Maybe such extreme numbers should be considered hyperbole. But why would the Governor speak so highly of a program, and why would foundations pay an additional $55,000 per teacher for a program if they didn’t want it to have amazing success? If this program, as the Governor has famously claimed, will bring in outsiders to save our children, wouldn’t that at least imply a commitment to funding such a process and using the model to reform teaching and teacher education in Ohio?
Kasich said Teach For America participants are “the cavalry.”
“They’re going to ride on white horses with white hats into our schools and be able to interject a tremendous amount of enthusiasm, talent, capability and real-world understanding,” the governor said.
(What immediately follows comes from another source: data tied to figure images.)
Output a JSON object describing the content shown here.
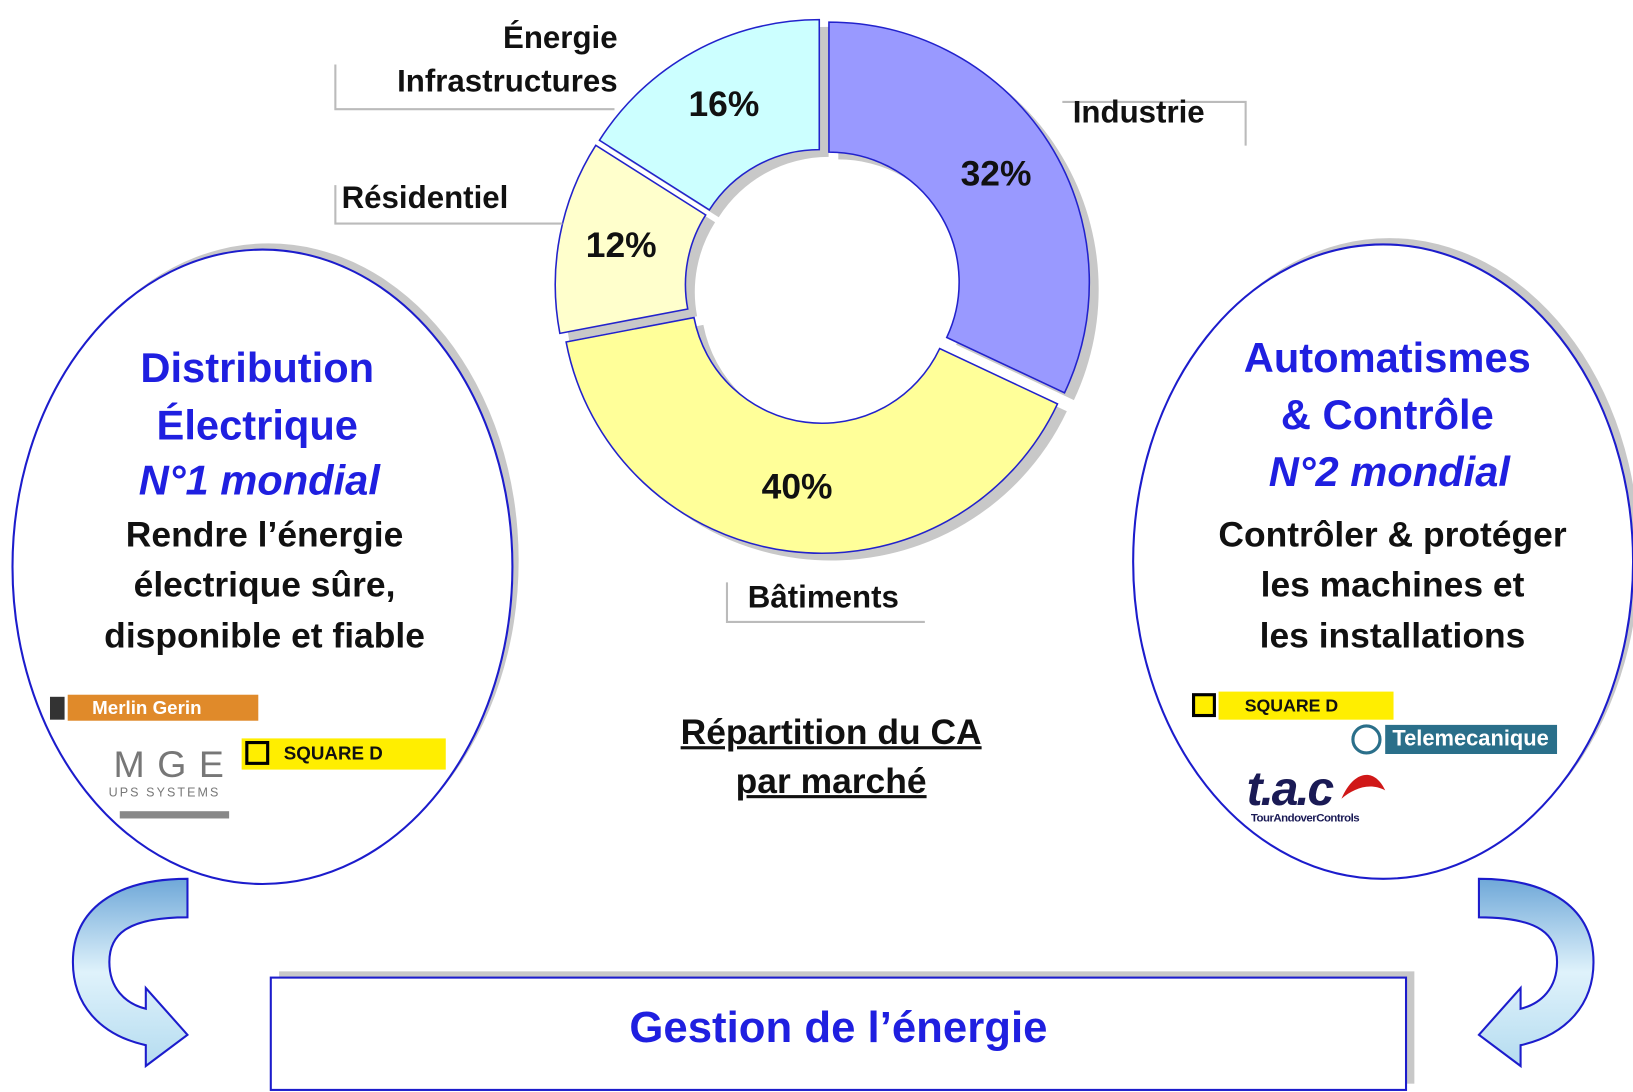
{
  "chart_data": {
    "type": "donut",
    "categories": [
      "Industrie",
      "Bâtiments",
      "Résidentiel",
      "Énergie Infrastructures"
    ],
    "values": [
      32,
      40,
      12,
      16
    ],
    "value_labels": [
      "32%",
      "40%",
      "12%",
      "16%"
    ],
    "colors": [
      "#9999ff",
      "#ffff99",
      "#ffffcc",
      "#ccffff"
    ]
  },
  "caption_lines": [
    "Répartition du CA",
    "par marché"
  ],
  "left": {
    "title_lines": [
      "Distribution",
      "Électrique"
    ],
    "rank": "N°1 mondial",
    "description_lines": [
      "Rendre l’énergie",
      "électrique sûre,",
      "disponible et fiable"
    ],
    "logos": {
      "merlin": "Merlin Gerin",
      "mge": "MGE",
      "mge_sub": "UPS SYSTEMS",
      "square_d": "SQUARE D"
    }
  },
  "right": {
    "title_lines": [
      "Automatismes",
      "& Contrôle"
    ],
    "rank": "N°2 mondial",
    "description_lines": [
      "Contrôler & protéger",
      "les machines et",
      "les installations"
    ],
    "logos": {
      "square_d": "SQUARE D",
      "telemecanique": "Telemecanique",
      "tac": "t.a.c",
      "tac_sub": "TourAndoverControls"
    }
  },
  "footer": "Gestion de l’énergie"
}
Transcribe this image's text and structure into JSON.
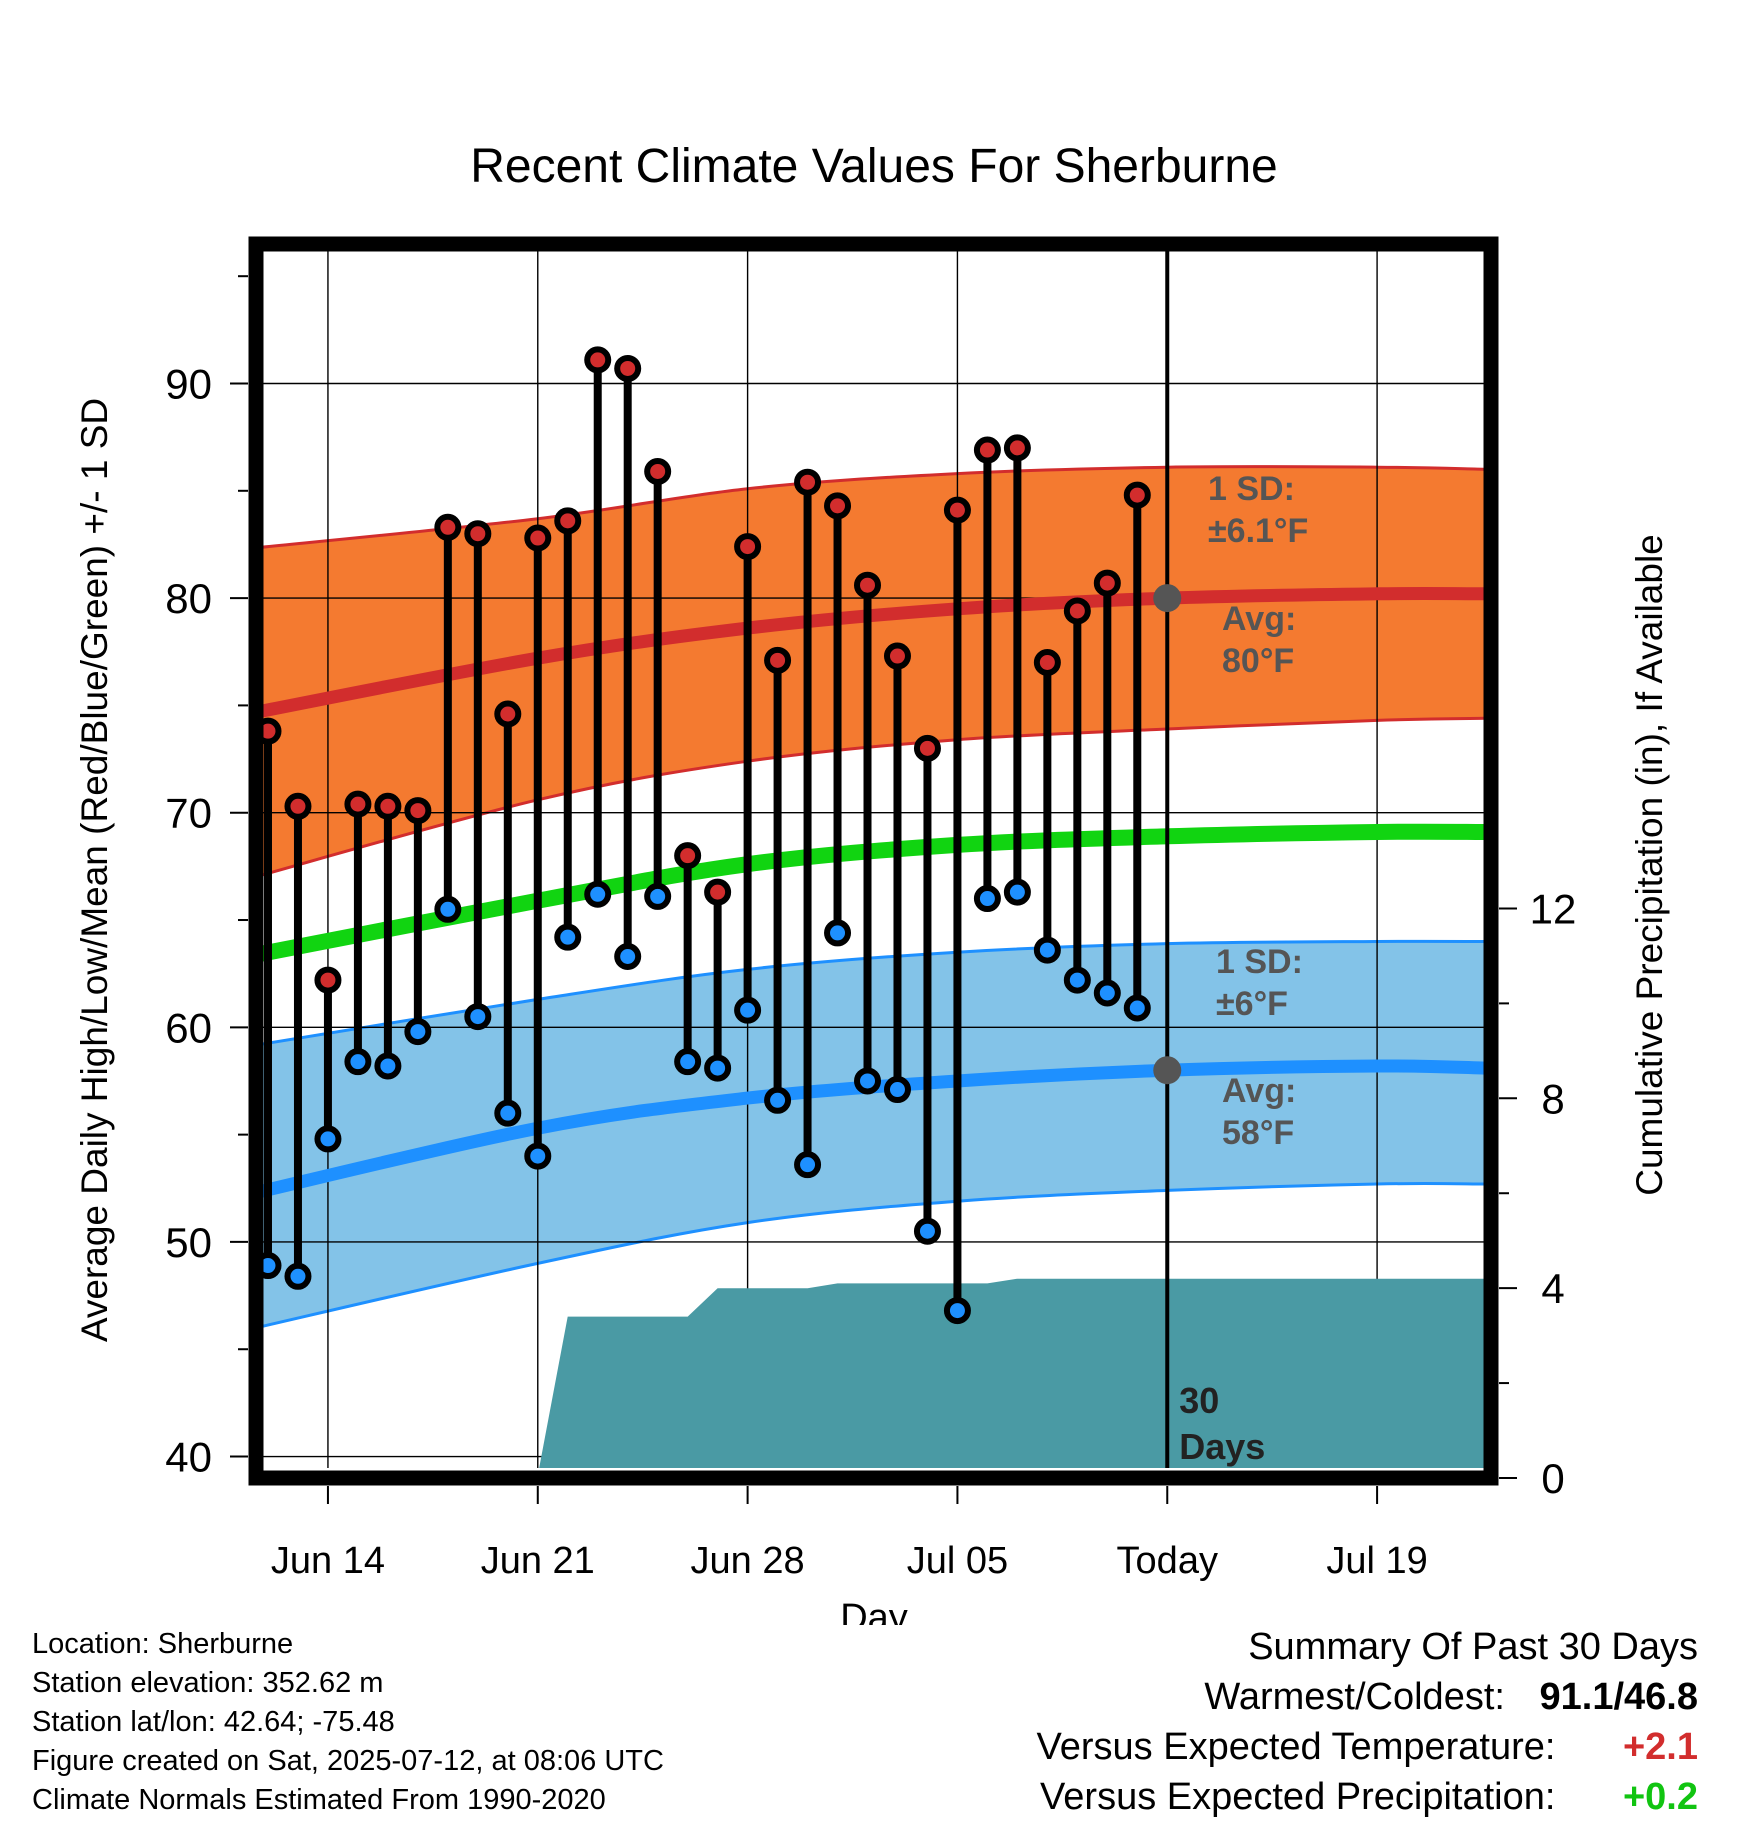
{
  "chart_data": {
    "type": "line",
    "title": "Recent Climate Values For Sherburne",
    "xlabel": "Day",
    "ylabel": "Average Daily High/Low/Mean (Red/Blue/Green) +/- 1 SD",
    "ylabel_right": "Cumulative Precipitation (in), If Available",
    "xlim": [
      -2.4,
      38.8
    ],
    "ylim": [
      39,
      96.5
    ],
    "ylim_right": [
      0,
      26
    ],
    "x_ticks": [
      {
        "x": 0,
        "label": "Jun 14"
      },
      {
        "x": 7,
        "label": "Jun 21"
      },
      {
        "x": 14,
        "label": "Jun 28"
      },
      {
        "x": 21,
        "label": "Jul 05"
      },
      {
        "x": 28,
        "label": "Today"
      },
      {
        "x": 35,
        "label": "Jul 19"
      }
    ],
    "y_ticks": [
      40,
      50,
      60,
      70,
      80,
      90
    ],
    "y_ticks_right": [
      0,
      4,
      8,
      12
    ],
    "grid": true,
    "today_x": 28,
    "today_label": [
      "30",
      "Days"
    ],
    "days_x": [
      -2,
      -1,
      0,
      1,
      2,
      3,
      4,
      5,
      6,
      7,
      8,
      9,
      10,
      11,
      12,
      13,
      14,
      15,
      16,
      17,
      18,
      19,
      20,
      21,
      22,
      23,
      24,
      25,
      26,
      27,
      28
    ],
    "highs": [
      73.8,
      70.3,
      62.2,
      70.4,
      70.3,
      70.1,
      83.3,
      83.0,
      74.6,
      82.8,
      83.6,
      91.1,
      90.7,
      85.9,
      68.0,
      66.3,
      82.4,
      77.1,
      85.4,
      84.3,
      80.6,
      77.3,
      73.0,
      84.1,
      86.9,
      87.0,
      77.0,
      79.4,
      80.7,
      84.8,
      null
    ],
    "lows": [
      48.9,
      48.4,
      54.8,
      58.4,
      58.2,
      59.8,
      65.5,
      60.5,
      56.0,
      54.0,
      64.2,
      66.2,
      63.3,
      66.1,
      58.4,
      58.1,
      60.8,
      56.6,
      53.6,
      64.4,
      57.5,
      57.1,
      50.5,
      46.8,
      66.0,
      66.3,
      63.6,
      62.2,
      61.6,
      60.9,
      null
    ],
    "normals": {
      "x": [
        -2.7,
        7,
        14,
        21,
        28,
        35,
        38.6
      ],
      "high_mean": [
        74.6,
        77.2,
        78.6,
        79.5,
        80.0,
        80.2,
        80.2
      ],
      "high_upper": [
        82.3,
        83.7,
        85.1,
        85.8,
        86.1,
        86.1,
        86.0
      ],
      "high_lower": [
        66.9,
        70.6,
        72.4,
        73.4,
        73.9,
        74.3,
        74.4
      ],
      "mean": [
        63.3,
        65.9,
        67.6,
        68.5,
        68.9,
        69.1,
        69.1
      ],
      "low_mean": [
        52.2,
        55.3,
        56.7,
        57.5,
        58.0,
        58.2,
        58.1
      ],
      "low_upper": [
        59.1,
        61.3,
        62.7,
        63.5,
        63.9,
        64.0,
        64.0
      ],
      "low_lower": [
        45.9,
        49.0,
        50.9,
        51.9,
        52.4,
        52.7,
        52.7
      ]
    },
    "precipitation": {
      "x": [
        -2.7,
        6.9,
        7.0,
        8.0,
        11.0,
        12.0,
        13.0,
        14.0,
        15.0,
        16.0,
        17.0,
        18.0,
        19.0,
        20.0,
        21.0,
        22.0,
        23.0,
        24.0,
        38.6
      ],
      "values": [
        0.0,
        0.06,
        0.06,
        3.4,
        3.4,
        3.4,
        4.0,
        4.0,
        4.0,
        4.0,
        4.1,
        4.1,
        4.1,
        4.1,
        4.1,
        4.1,
        4.2,
        4.2,
        4.2
      ]
    },
    "annotations": [
      {
        "id": "high_sd",
        "lines": [
          "1 SD:",
          "±6.1°F"
        ]
      },
      {
        "id": "high_avg",
        "lines": [
          "Avg:",
          "80°F"
        ],
        "value": 80
      },
      {
        "id": "low_sd",
        "lines": [
          "1 SD:",
          "±6°F"
        ]
      },
      {
        "id": "low_avg",
        "lines": [
          "Avg:",
          "58°F"
        ],
        "value": 58
      }
    ],
    "colors": {
      "high_band": "#f47a30",
      "high_line": "#d22d2d",
      "low_band": "#83c3e8",
      "low_line": "#1e90ff",
      "mean_line": "#11d411",
      "precip": "#4a9aa4",
      "high_dot": "#d22d2d",
      "low_dot": "#1e90ff",
      "annotation": "#555555",
      "avg_marker": "#555555"
    }
  },
  "info": {
    "location": "Location: Sherburne",
    "elevation": "Station elevation: 352.62 m",
    "latlon": "Station lat/lon: 42.64; -75.48",
    "created": "Figure created on Sat, 2025-07-12, at 08:06 UTC",
    "normals": "Climate Normals Estimated From 1990-2020"
  },
  "summary": {
    "title": "Summary Of Past 30 Days",
    "warmest_label": "Warmest/Coldest:",
    "warmest_value": "91.1/46.8",
    "temp_label": "Versus Expected Temperature:",
    "temp_value": "+2.1",
    "temp_color": "#d22d2d",
    "precip_label": "Versus Expected Precipitation:",
    "precip_value": "+0.2",
    "precip_color": "#11c411"
  }
}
(Columbus Dispatch, April 27, 2011)
For $2 million, Ohio’s children deserve more than 40 white hats and 40 white horses. Ohio’s children deserve well-prepared teachers who have committed their lives to becoming professional educators.
America needs to start supporting legitimate teacher education programs that are researching innovative practices and working to develop future teachers by working with career educators with years of practical classroom experience. If public schools received anywhere near the same level of support and latitude that politically-favored programs do, we could experience sustainable long-term improvements instead of the endless stream of drive-by initiatives that only serve to bind schools in a perpetual state of tumultuous transformation.